When I was a little girl, I had two godfathers -- one was the assistant DA of Washington State (retired), and the other a bank robber. I loved them both.
Uncle Harald, the DA, not the bank robber, is the only old guy of my early life. The only old man I knew personally until at least a decade later. I grew up in the subdivisions, and subdivisions didn't grow old people. We read about them in books and school, of course. But now I wonder where the subdivisions stashed all the old people -- None of us seemed to know any or see them wandering about the place.
Except my Uncle Harald. Uncle Harald was a most jovial fellow, a hugger, the only person I'd let muss my hair, and a teller of terrible jokes. Not dirty jokes, just incomprehensible ones.
"What's the difference between a red and white onion?"
"I don't know."
"You don't know your onions."
I assumed this joke must be funny, as he just laughed and laughed, so I told the joke myself with a certain amount of regularity. My friends were more honest than I was and would say, "I don't get it."
How he hooked up with my Aunt Erika, I have no idea. She wasn't even vaguely humorous, and could shut me up with just a look. Even when she smiled, there was something pained about it; effortful, like maybe her feet hurt or something.

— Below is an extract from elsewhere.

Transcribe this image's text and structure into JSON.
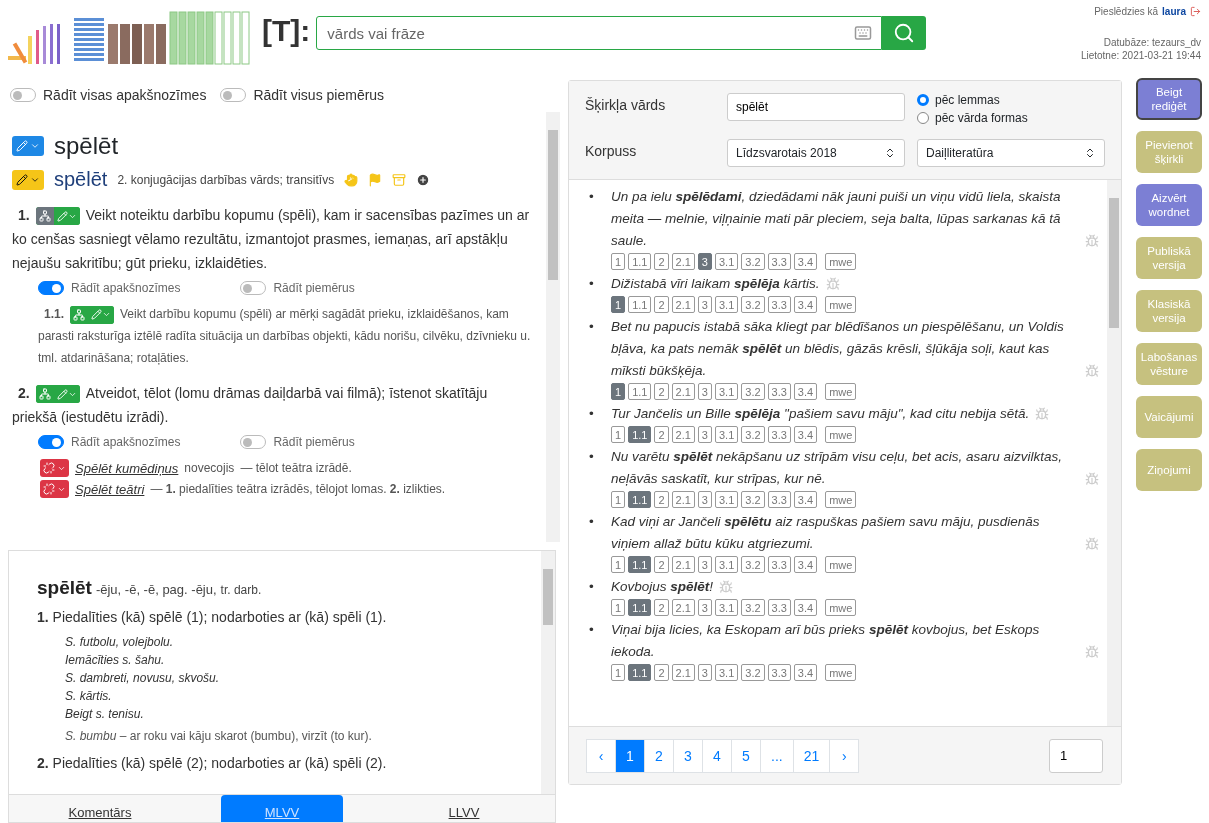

Uncle Harald was a first generation American like me, and had certain assumptions about his ancestors, such as, all Norwegians can navigate the high seas. So he bought a boat that slept eight and an instruction manual, and we all climbed on board for a week-long trip around the San Juan Islands. He appointed my dad captain.
You know how it is when people think you can do something you've never done and you don't know if you can do it, but somehow you must figure out a way? That was my dad, on this trip.
Uncle Harald dubbed himself activities director and bartender. I don't remember my mom or Aunt Erika ever on deck. They attended to my sister and infant brother, somewhere in the bowels of the boat.
I never left deck. A five-year old who played with the big boys. My dad steered, my Uncle Harald mixed the drinks. My mom poked her green face out from the door once and said, "Jorg, is she wearing a life jacket?"
And Uncle Harald stirred the martinis and said, "What do you take us for? Of course she's wearing a life jacket."
When my mom disappeared down the rabbit hole, Uncle Harald said, "Jorg, where do you suppose we keep the life jackets?"
Dad, busy keeping us out of a coral reef or whatever, didn't answer.
"Hmmm, maybe under the bench? Starboard? Or is that aft? Oh hell. Karin, sit on this cushion. If we go overboard, hold it -- it's a flotation device."